Illustration: Bryan Christie Design

In 1995, a small fleet of innovative electric buses began running along 15-minute routes through a park at the northern end of Moscow. A decade later, a few dozen seaport cranes in Asia, a couple of light-rail trains in Europe, and a battalion of garbage trucks in the United States have joined their high-tech ranks.

A smattering of mass-transit vehicles and industrial machines may seem like one wimpy revolution, but revolutionary they are. Unlike most of their electric relatives, these vehicles all share one key attribute: they don't run on batteries. Instead, they are powered by ultracapacitors, which are souped-up versions of that tried-and-true workhorse of electrical engineering, the capacitor.

A bank of ultracapacitors releases a burst of energy to help a crane heave its load aloft; they then capture energy released during the descent to recharge. Buses, trams, and garbage trucks powered by the devices all run for short stretches before stopping, and it's during braking that the ultracapacitors can partially recharge themselves from the energy that's normally wasted, giving the vehicles much of the juice they need to get to their next destinations.

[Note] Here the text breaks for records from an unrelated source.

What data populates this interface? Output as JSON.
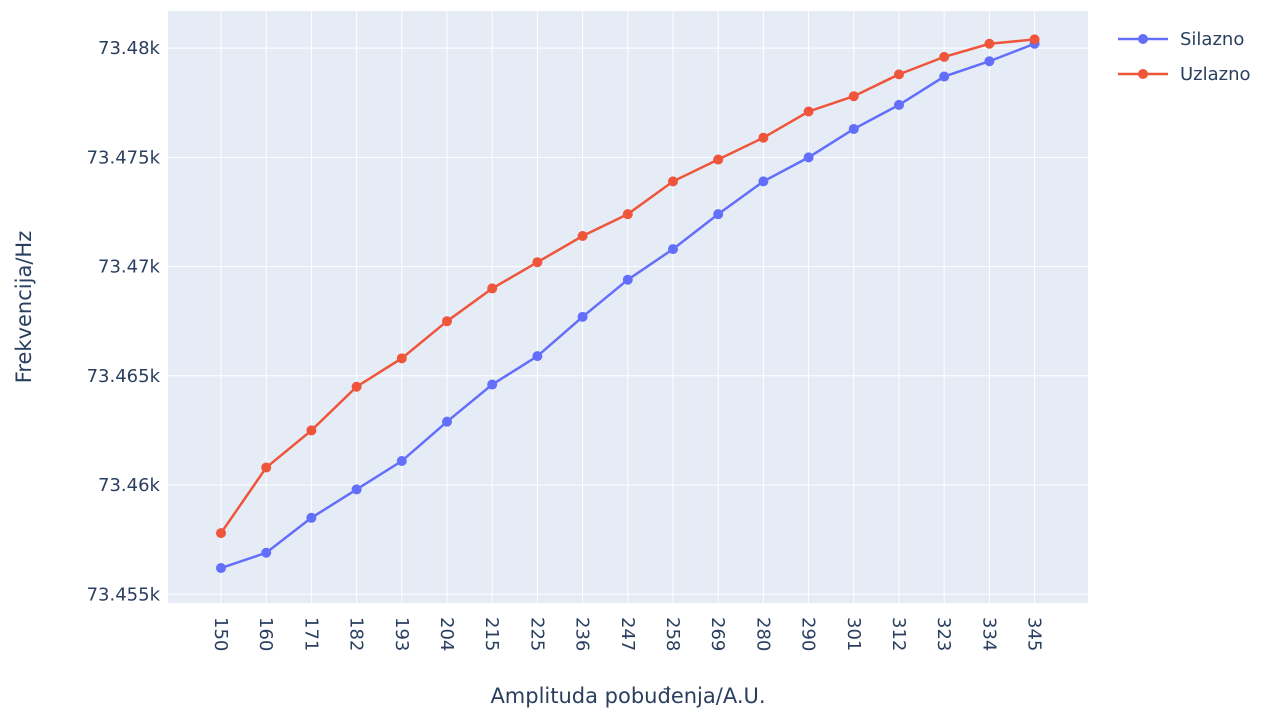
{
  "chart_data": {
    "type": "line",
    "title": "",
    "xlabel": "Amplituda pobuđenja/A.U.",
    "ylabel": "Frekvencija/Hz",
    "categories": [
      "150",
      "160",
      "171",
      "182",
      "193",
      "204",
      "215",
      "225",
      "236",
      "247",
      "258",
      "269",
      "280",
      "290",
      "301",
      "312",
      "323",
      "334",
      "345"
    ],
    "yticks": [
      73455,
      73460,
      73465,
      73470,
      73475,
      73480
    ],
    "ytick_labels": [
      "73.455k",
      "73.46k",
      "73.465k",
      "73.47k",
      "73.475k",
      "73.48k"
    ],
    "ylim": [
      73454.6,
      73481.7
    ],
    "grid": true,
    "legend_position": "top-right",
    "series": [
      {
        "name": "Silazno",
        "color": "#636efa",
        "values": [
          73456.2,
          73456.9,
          73458.5,
          73459.8,
          73461.1,
          73462.9,
          73464.6,
          73465.9,
          73467.7,
          73469.4,
          73470.8,
          73472.4,
          73473.9,
          73475.0,
          73476.3,
          73477.4,
          73478.7,
          73479.4,
          73480.2
        ]
      },
      {
        "name": "Uzlazno",
        "color": "#ef553b",
        "values": [
          73457.8,
          73460.8,
          73462.5,
          73464.5,
          73465.8,
          73467.5,
          73469.0,
          73470.2,
          73471.4,
          73472.4,
          73473.9,
          73474.9,
          73475.9,
          73477.1,
          73477.8,
          73478.8,
          73479.6,
          73480.2,
          73480.4
        ]
      }
    ]
  },
  "colors": {
    "plot_background": "#e5ecf6",
    "grid": "#ffffff",
    "text": "#2a3f5f"
  }
}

Because no chemical reaction is involved, ultracapacitors—also known as supercapacitors and double-layer capacitors—are much more effective at rapid, regenerative energy storage than chemical batteries are. What's more, rechargeable batteries usually degrade within a few thousand charge-discharge cycles. In a given year, a light-rail vehicle might go through as many as 300 000 charging cycles, which is far more than a battery can handle. (Although flywheel energy-storage systems can be used to get around that difficulty, a heavy and complicated transmission system is needed to transfer the energy.)

The synergy between batteries and capacitors—two of the sturdiest and oldest components of electrical engineering—has been growing, to the point where ultracapacitors may soon be almost as indispensable to portable electricity as batteries are now.

Ultracapacitors are already all over the place. Millions of them provide backup power for the memory used in microcomputers and cellphones. They also supply brief bursts of energy to numerous consumer products containing batteries. In a camera, for example, an ultracapacitor can extend battery life by providing the oomph for power-intensive functions, like zooming in for a close-up.

Perhaps most exciting is what ultracapacitors could do for electric cars. They're being explored as replacements for the batteries in hybrid cars. In ordinary cars, they could help level the load on the battery by powering acceleration and recovering energy during braking. Most deadly to the life of a battery are the moments when it is subjected to high-current pulses and charged or discharged too quickly. Conveniently, delivering or accepting power during short-duration events is the ultracapacitor's strongest suit. And because capacitors function well in temperatures as low as –40 ºC, they can give electric cars a boost in cold weather, when batteries are at their worst.

Commercially available ultracapacitors already address those needs to some extent and can provide many times the power of batteries of the same weight or size. But in terms of the amount of energy they can hold, ultracapacitors lag far behind. The major difference is that batteries store energy in the bulk of their material, whereas all forms of capacitors store energy only on the surface of a material. Like a battery, an ultracapacitor is filled with an ionic solution—an electrolyte—and its current collectors attach to the electrodes and conduct current to and from them. The collectors are coated with a thin film of activated carbon that has orders of magnitude more surface area than ordinary capacitors. The amount of surface area in ultracapacitor designs has so far been constrained by the limitations in the porosity of the activated carbon.

The innovation that my colleagues John Kassakian and Riccardo Signorelli and I have pursued at MIT is to replace the activated carbon with a dense, microscopic forest of carbon nanotubes that is grown directly on the surface of the current collector. We think—and our work so far supports our theory—that by doing so, we can create a device that can hold up to 50 percent as much electrical energy as a comparably sized battery. This feat would allow ultracapacitors to supplant batteries in a number of mainstream applications.